The band’s first single, “Bloodflood,” suggests the band’s unique approach. Gently pattering percussion doesn’t overwhelm the soft vocals as Newman sings, “breathe in, exhale, I’ve poked a nerve.”

The band recorded its first four-song debut EP in stages, working with producer Charlie Andrew when he could get them into the studio.

“[Charlie Andrew] worked out of a friends’ studio and didn’t charge any money,” says Unger-Hamilton when asked about the band’s initial recording sessions. “We would do two or three songs a year.”

For its full-length debut, 2012’s An Awesome Wave, the band compiled those singles.
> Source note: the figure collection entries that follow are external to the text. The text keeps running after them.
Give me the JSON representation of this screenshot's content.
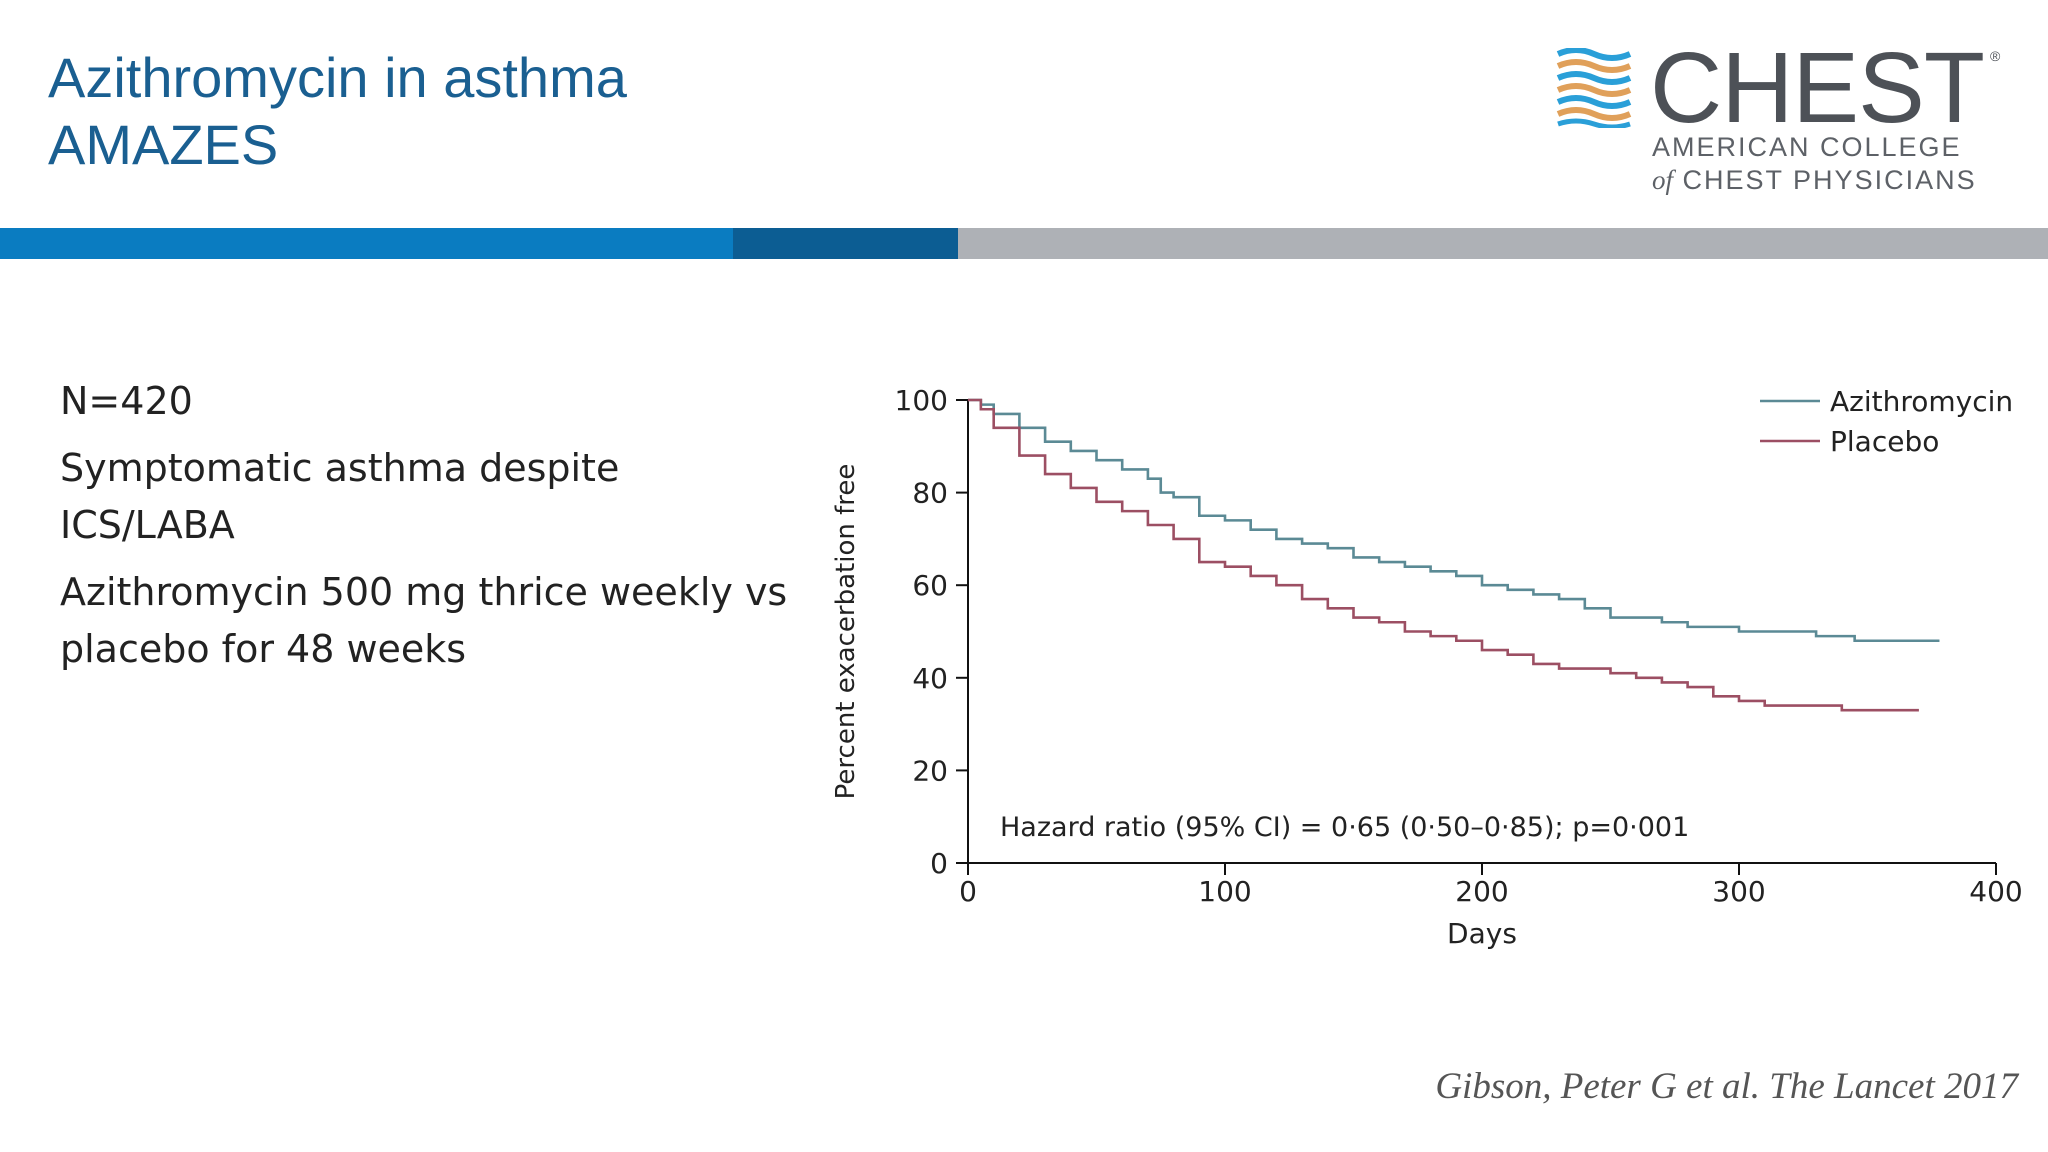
{
  "slide": {
    "title_line1": "Azithromycin in asthma",
    "title_line2": "AMAZES",
    "bullets": [
      "N=420",
      "Symptomatic asthma despite ICS/LABA",
      "Azithromycin 500 mg thrice weekly vs placebo for 48 weeks"
    ],
    "citation": "Gibson, Peter G et al. The Lancet 2017"
  },
  "logo": {
    "wordmark": "CHEST",
    "registered": "®",
    "line1": "AMERICAN COLLEGE",
    "line2_of": "of",
    "line2_rest": "CHEST PHYSICIANS",
    "colors": {
      "blue": "#2a9fd8",
      "orange": "#e0a05a",
      "gray": "#4d5157"
    },
    "icon": "stacked-wave-icon"
  },
  "colors": {
    "title": "#1a5f91",
    "bar_blue": "#0a7cc1",
    "bar_dark_blue": "#0c5d93",
    "bar_gray": "#aeb1b6",
    "azithromycin": "#5b8a95",
    "placebo": "#9c4f63",
    "axis": "#111111"
  },
  "chart_data": {
    "type": "line",
    "xlabel": "Days",
    "ylabel": "Percent exacerbation free",
    "xlim": [
      0,
      400
    ],
    "ylim": [
      0,
      100
    ],
    "xticks": [
      0,
      100,
      200,
      300,
      400
    ],
    "yticks": [
      0,
      20,
      40,
      60,
      80,
      100
    ],
    "grid": false,
    "legend_position": "top-right",
    "annotation": "Hazard ratio (95% CI) = 0·65 (0·50–0·85); p=0·001",
    "series": [
      {
        "name": "Azithromycin",
        "color": "#5b8a95",
        "x": [
          0,
          5,
          10,
          20,
          30,
          40,
          50,
          60,
          70,
          75,
          80,
          90,
          100,
          110,
          120,
          130,
          140,
          150,
          160,
          170,
          180,
          190,
          200,
          210,
          220,
          230,
          240,
          250,
          260,
          270,
          280,
          290,
          300,
          310,
          320,
          330,
          340,
          345,
          350,
          360,
          370,
          378
        ],
        "y": [
          100,
          99,
          97,
          94,
          91,
          89,
          87,
          85,
          83,
          80,
          79,
          75,
          74,
          72,
          70,
          69,
          68,
          66,
          65,
          64,
          63,
          62,
          60,
          59,
          58,
          57,
          55,
          53,
          53,
          52,
          51,
          51,
          50,
          50,
          50,
          49,
          49,
          48,
          48,
          48,
          48,
          48
        ]
      },
      {
        "name": "Placebo",
        "color": "#9c4f63",
        "x": [
          0,
          5,
          10,
          20,
          30,
          40,
          50,
          60,
          70,
          80,
          90,
          100,
          110,
          120,
          130,
          140,
          150,
          160,
          170,
          180,
          190,
          200,
          210,
          220,
          230,
          240,
          250,
          260,
          270,
          280,
          290,
          300,
          310,
          320,
          330,
          340,
          350,
          360,
          370
        ],
        "y": [
          100,
          98,
          94,
          88,
          84,
          81,
          78,
          76,
          73,
          70,
          65,
          64,
          62,
          60,
          57,
          55,
          53,
          52,
          50,
          49,
          48,
          46,
          45,
          43,
          42,
          42,
          41,
          40,
          39,
          38,
          36,
          35,
          34,
          34,
          34,
          33,
          33,
          33,
          33
        ]
      }
    ]
  }
}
Equal parts indie pop and electronica, it’s a gorgeous release that crosses genres.

“We were just finding our feet,” Unger-Hamilton says of the album. “We had written a lot of songs over three or four years. We were putting them together. We used a lot of those recordings on the album.”

Unger-Hamilton was as shocked as anyone when it became an underground hit, winning the coveted Mercury Prize in the UK.

“Yeah, it was definitely a surprise,” he says. “We weren’t expecting to have any success but at the same time we had worked really hard for it and were happy it was finally paying off.”

He says the band’s latest album, last year’s This is All Yours, is “more competent.”

“We tried to recreate the atmosphere we had at university when we were out at night drinking beers and trying to make each other laugh,” he says. “That’s what we tried to do this time around. We didn’t want to spend lots of money and do it in style. We just got the gear we needed and settled in an apartment in London and set up in a room and came in every day at 11 and messed around musically and messed around generally. We found that was really productive. We weren’t forcing ourselves to create new songs. “

The band’s free wheeling approach pays dividends on a song like “Left Hand Free.”

“It was written in about four minutes,” Unger-Hamilton says of the track. “We just messed around and we bashed it out. That was an example of the kind of fun we were having.”

The layered vocals in “Every Other Freckle” are terrific too and show how the band’s sound has evolved into something that resembles the experimental British rock group the Soft Machine.

“I think we see the voice as another instrument,” Unger-Hamilton says. “It’s not just about singing. It’s about sounds and that’s an important way we approach making our records.”

After playing a sold out show at House of Blues in 2013, Unger-Hamilton says the band looks forward to playing again in Cleveland.

“The middle of America is very embracing, which is a lovely thing,” he says. “We’re always excited to come play shows here. It’s a great place to come to — always.”

Alt-J, Tycho, 8 p.m. Wednesday, April 1, State Theatre, 1519 Euclid Ave., 216-241-6000. Tickets: $32.50-$45, playhousesquare.org.